Такой приговор разрушает веру людей в справедливость и законность, в то, что права и свобода Человека являются высшей ценностью, а признание, соблюдение прав и свобод гражданина - обязанностью государства. Материалы дела свидетельствуют также о том, что установленный законами порядок судопроизводства не исполнялся государственными служащими, а сложившаяся судебная практика надзора без истребования материалов уголовного дела и без проверки производства по уголовному делу в полном объеме не способствует выявлению допущенных судом ошибок.

В постановлении Пленума Верховного Суда РФ от 29 апреля 1996 N 1 "О судебном приговоре" указано, что обвинительный приговор должен быть постановлен на достоверных доказательствах, когда по делу исследованы все возникшие версии, а имеющиеся противоречия выяснены и оценены.

Эти рекомендации высшей судебной инстанции, обязательные для исполнения всеми нижестоящими судами, полностью игнорировались при постановлении приговора в отношении Д. Так, не подтверждаются собранными по делу доказательствами, рассмотренными в судебном заседании, выводы суда, изложенные в приговоре, о том, что "из постановления о проведении проверочной закупки, надлежащим образом утвержденного, следует намерение провести ОРМ в связи с заявлением С. от 20 августа 2003 года для проверки информации, полученной от последнего с целью изобличения лица, имеющего отношение к незаконному обороту наркотиков".

В постановлении о проведении проверочной закупки, составленном и подписанном оперуполномоченным К. указано, что "20 августа 2003 года в ОВД с заявлением обратился гр-н С., в котором он сообщил, что познакомился с мужчиной грузинской народности, который ему предложил приобрести героин по цене 600 рублей за один грамм. Встреча должна состояться сегодня 20 августа 2003 года на ул. Обручева, возле д. 24, где вышеуказанный неустановленный мужчина передаст С. наркотическое средство героин". Все изложенное в постановлении К. не соответствует тому, что содержится в заявлении С. В своем заявлении С. сообщает только о том, что он "познакомился с молодым человеком Андреем, от которого узнал о мужчине грузинской народности по имени Леван, который сбывает наркотики - героин".

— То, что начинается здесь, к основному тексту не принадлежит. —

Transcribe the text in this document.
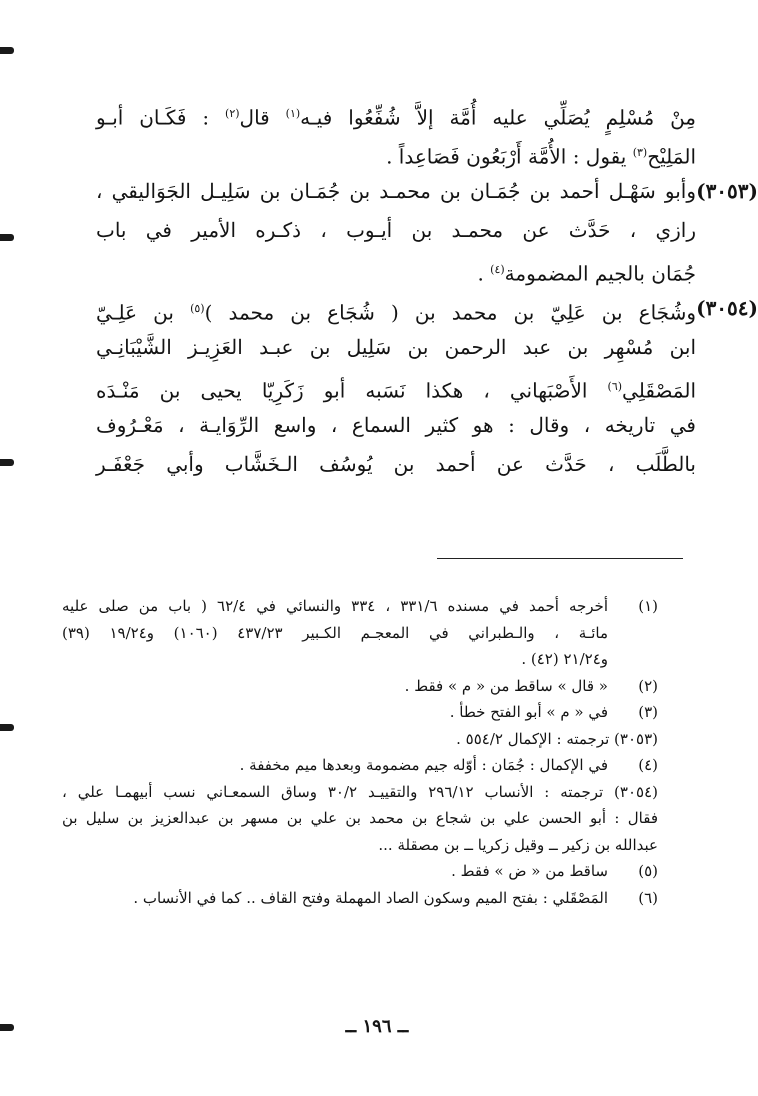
مِنْ مُسْلِمٍ يُصَلِّي عليه أُمَّة إلاَّ شُفِّعُوا فيـه$^{(١)}$ قال$^{(٢)}$ : فَكَـان أبـو
المَلِيْح$^{(٣)}$ يقول : الأُمَّة أَرْبَعُون فَصَاعِداً .
(٣٠٥٣)
وأبو سَهْـل أحمد بن جُمَـان بن محمـد بن جُمَـان بن سَلِيـل الجَوَاليقي ،
رازي ، حَدَّث عن محمـد بن أيـوب ، ذكـره الأمير في باب
جُمَان بالجيم المضمومة$^{(٤)}$ .
(٣٠٥٤)
وشُجَاع بن عَلِيّ بن محمد بن ( شُجَاع بن محمد )$^{(٥)}$ بن عَلِـيّ
ابن مُسْهِر بن عبد الرحمن بن سَلِيل بن عبـد العَزِيـز الشَّيْبَانِـي
المَصْقَلِي$^{(٦)}$ الأَصْبَهاني ، هكذا نَسَبه أبو زَكَرِيّا يحيى بن مَنْـدَه
في تاريخه ، وقال : هو كثير السماع ، واسع الرِّوَايـة ، مَعْـرُوف
بالطَّلَب ، حَدَّث عن أحمد بن يُوسُف الـخَشَّاب وأبي جَعْفَـر
(١)
أخرجه أحمد في مسنده ٣٣١/٦ ، ٣٣٤ والنسائي في ٦٢/٤ ( باب من صلى عليه
مائـة ، والـطبراني في المعجـم الكـبير ٤٣٧/٢٣ (١٠٦٠) و١٩/٢٤ (٣٩)
و٢١/٢٤ (٤٢) .
(٢)
« قال » ساقط من « م » فقط .
(٣)
في « م » أبو الفتح خطأ .
(٣٠٥٣) ترجمته : الإكمال ٥٥٤/٢ .
(٤)
في الإكمال : جُمَان : أوّله جيم مضمومة وبعدها ميم مخففة .
(٣٠٥٤) ترجمته : الأنساب ٢٩٦/١٢ والتقييـد ٣٠/٢ وساق السمعـاني نسب أبيهمـا علي ،
فقال : أبو الحسن علي بن شجاع بن محمد بن علي بن مسهر بن عبدالعزيز بن سليل بن
عبدالله بن زكير ــ وقيل زكريا ــ بن مصقلة ...
(٥)
ساقط من « ض » فقط .
(٦)
المَصْقَلي : بفتح الميم وسكون الصاد المهملة وفتح القاف .. كما في الأنساب .
ــ ١٩٦ ــ
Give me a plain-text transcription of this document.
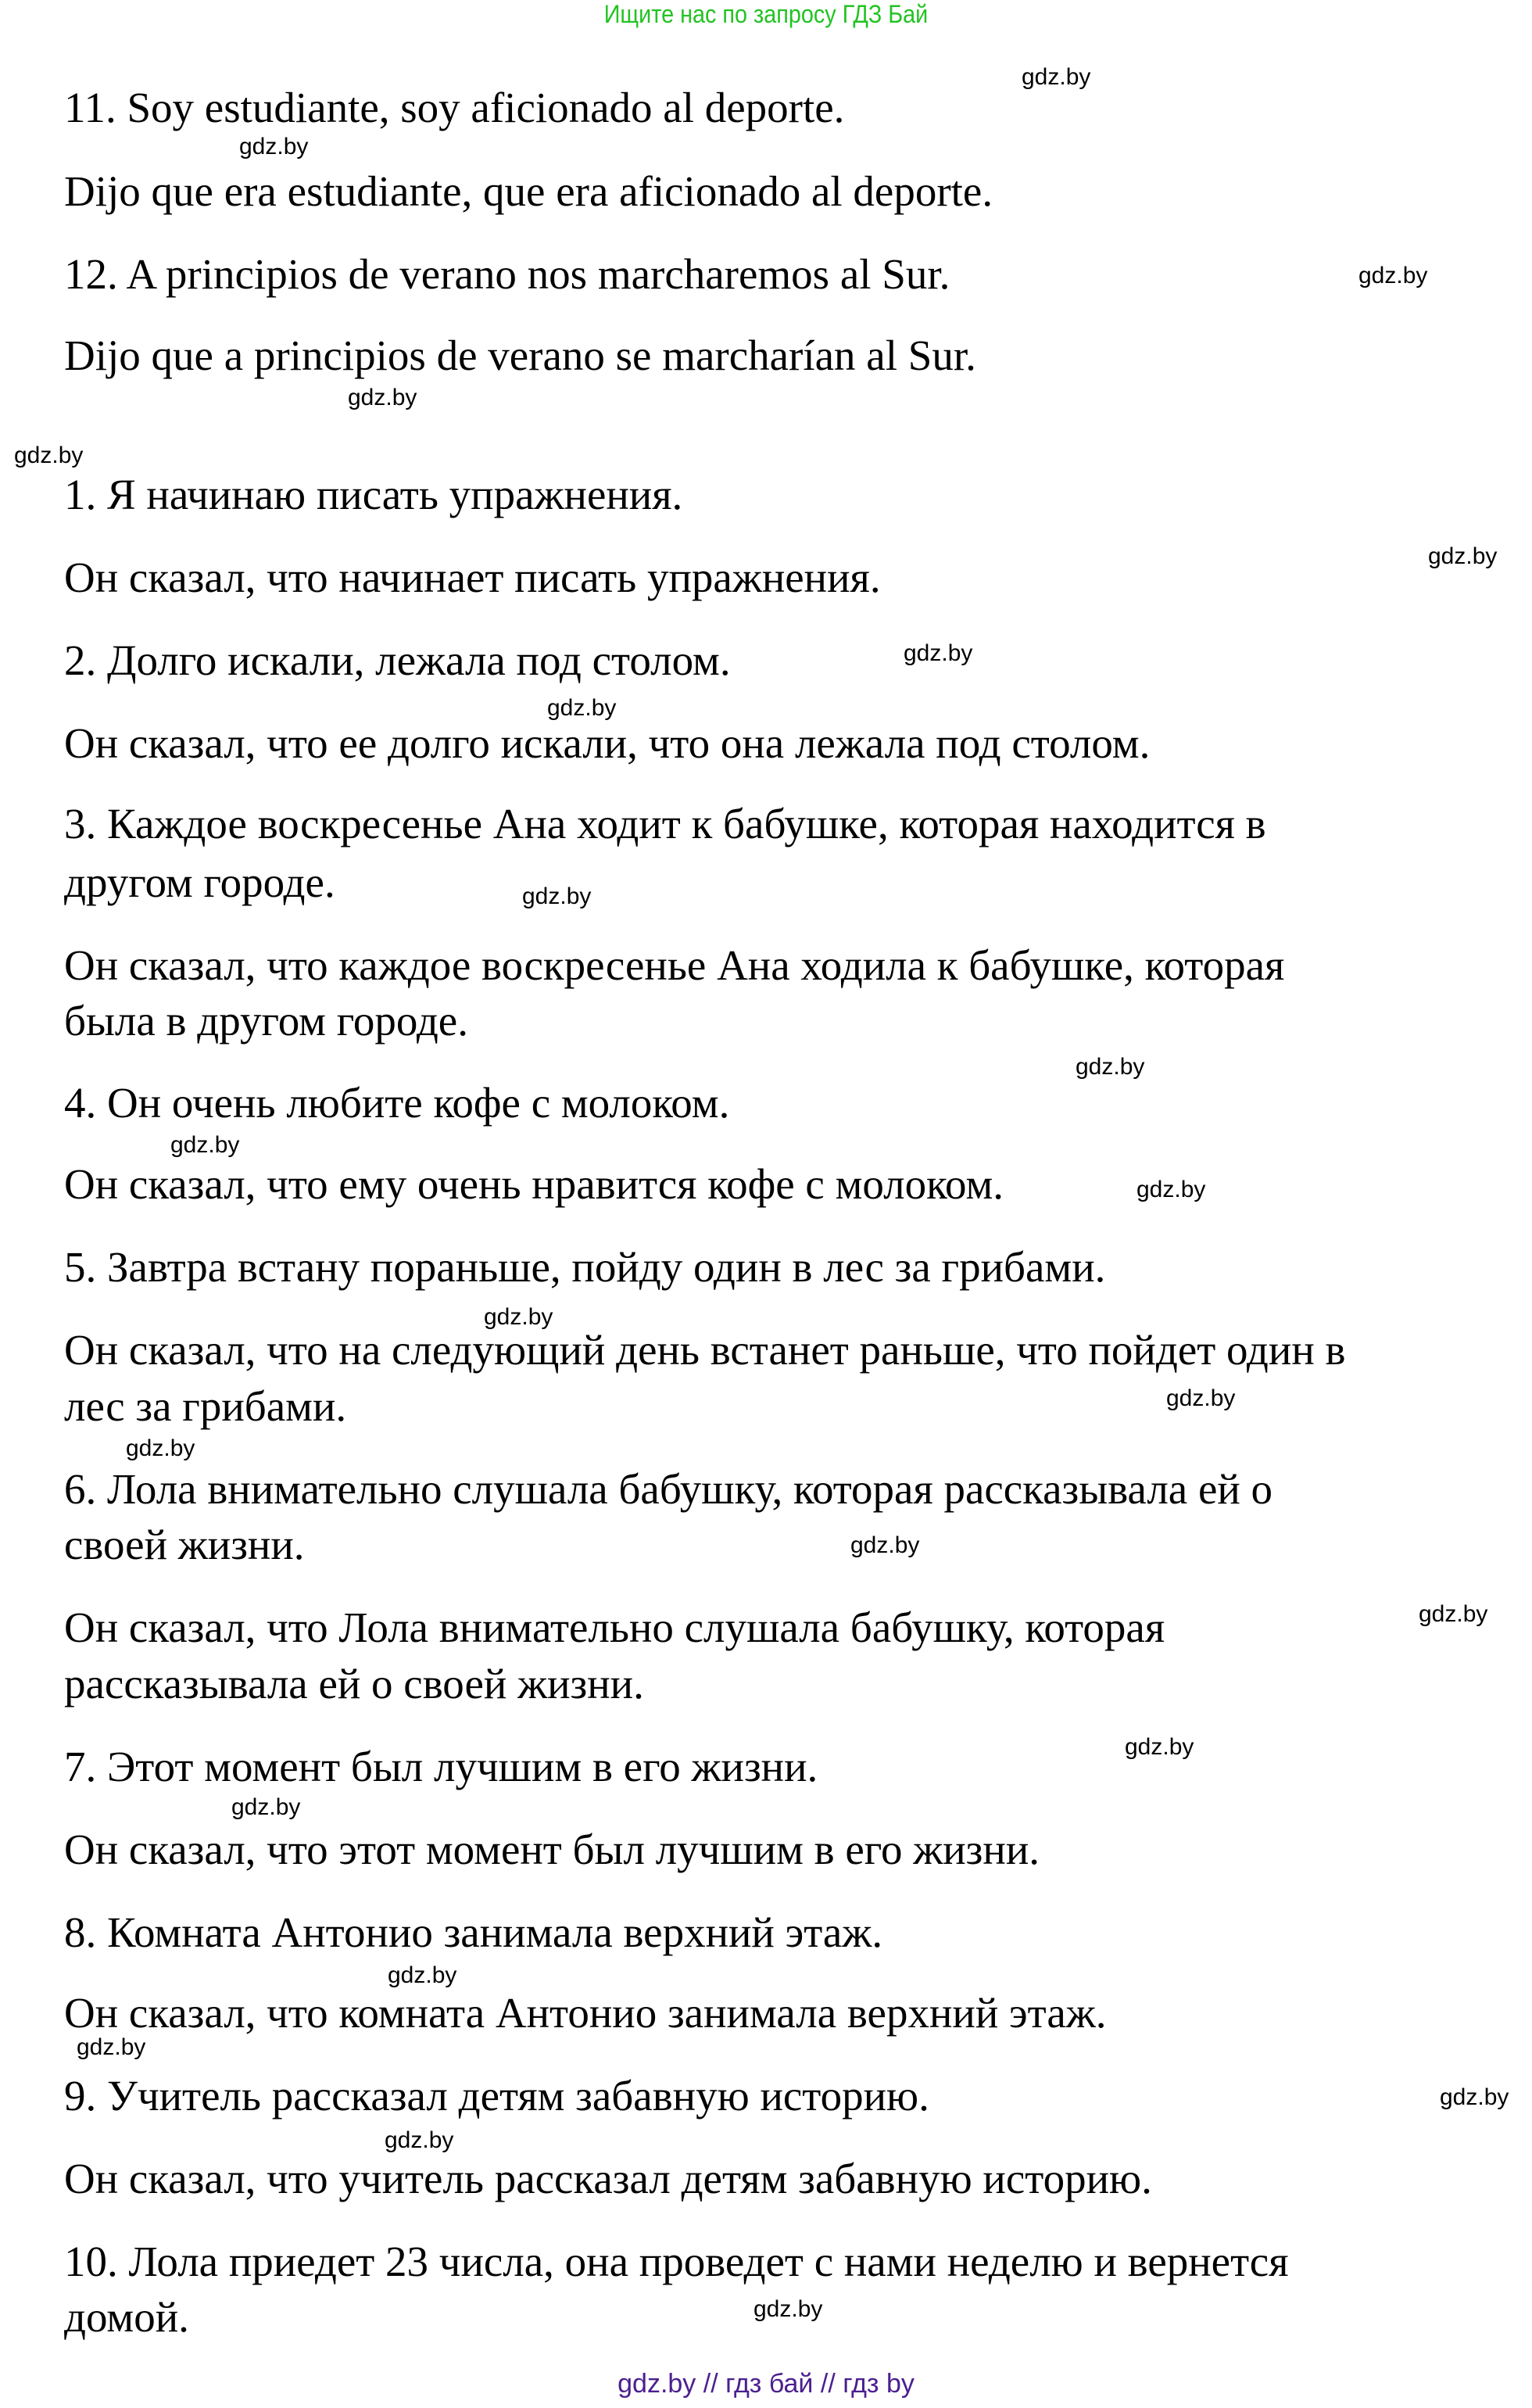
Ищите нас по запросу ГДЗ Бай
11. Soy estudiante, soy aficionado al deporte.
Dijo que era estudiante, que era aficionado al deporte.
12. A principios de verano nos marcharemos al Sur.
Dijo que a principios de verano se marcharían al Sur.
1. Я начинаю писать упражнения.
Он сказал, что начинает писать упражнения.
2. Долго искали, лежала под столом.
Он сказал, что ее долго искали, что она лежала под столом.
3. Каждое воскресенье Ана ходит к бабушке, которая находится в
другом городе.
Он сказал, что каждое воскресенье Ана ходила к бабушке, которая
была в другом городе.
4. Он очень любите кофе с молоком.
Он сказал, что ему очень нравится кофе с молоком.
5. Завтра встану пораньше, пойду один в лес за грибами.
Он сказал, что на следующий день встанет раньше, что пойдет один в
лес за грибами.
6. Лола внимательно слушала бабушку, которая рассказывала ей о
своей жизни.
Он сказал, что Лола внимательно слушала бабушку, которая
рассказывала ей о своей жизни.
7. Этот момент был лучшим в его жизни.
Он сказал, что этот момент был лучшим в его жизни.
8. Комната Антонио занимала верхний этаж.
Он сказал, что комната Антонио занимала верхний этаж.
9. Учитель рассказал детям забавную историю.
Он сказал, что учитель рассказал детям забавную историю.
10. Лола приедет 23 числа, она проведет с нами неделю и вернется
домой.
gdz.by
gdz.by
gdz.by
gdz.by
gdz.by
gdz.by
gdz.by
gdz.by
gdz.by
gdz.by
gdz.by
gdz.by
gdz.by
gdz.by
gdz.by
gdz.by
gdz.by
gdz.by
gdz.by
gdz.by
gdz.by
gdz.by
gdz.by
gdz.by
gdz.by // гдз бай // гдз by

Постановление и заявление находятся в уголовном деле рядом, поэтому у судьи Верховного Суда РФ была возможность убедиться в несоответствии сведений, излагаемых в постановлении К. тому, что изложено в заявлении С. Однако проверявший в течение 90 дней законность и обоснованность приговора судья Верховного Суда РФ этого не сделал.

Суд, обосновывая виновность Д. в совершении преступления, не учел главного: в заявлении С. ничего не говорится о его знакомстве с Д.

Как же при таких обстоятельствах можно было готовить оперативно-розыскные меры, связанные с проверочной закупкой? Нет в заявлении С. сведений о том, что мужчина грузинской народности предлагал именно ему героин по цене 600 руб. за один грамм, равно как и сведений о времени и месте их встречи. Давший согласие на сотрудничество с оперативными работниками С. не сообщал в заявлении, что встреча состоится 20 августа 2003 года на ул. Обручева возле дома 24.

Эти обстоятельства могли существенно повлиять на выводы суда о законности проведения оперативно-розыскного мероприятия, но ни судья, выносивший обвинительный приговор, ни судьи надзорных инстанций не придали этому факту, свидетельствовавшему о готовящейся провокации сбыта наркотиков, никакого значения. Сведения, изложенные в заявлении С., не позволяли проводить проверочную закупку. Требовалось с помощью оперативно-розыскных мер  вначале  проверить заявление С.  и установить, что Д. действительно занимается  сбытом  наркотиков. Только после этого можно было заниматься "изобличением".

Поэтому у суда не было никаких оснований для вывода о том, что проверочная закупка проводилась с целью "изобличения лица, имеющего отношение к незаконному обороту наркотиков". Такие заключения суда противоречат назначению уголовного судопроизводства (ст.6 УПК РФ) и задачам оперативно-розыскной деятельности (ст.2 Закона "Об оперативно-розыскной деятельности").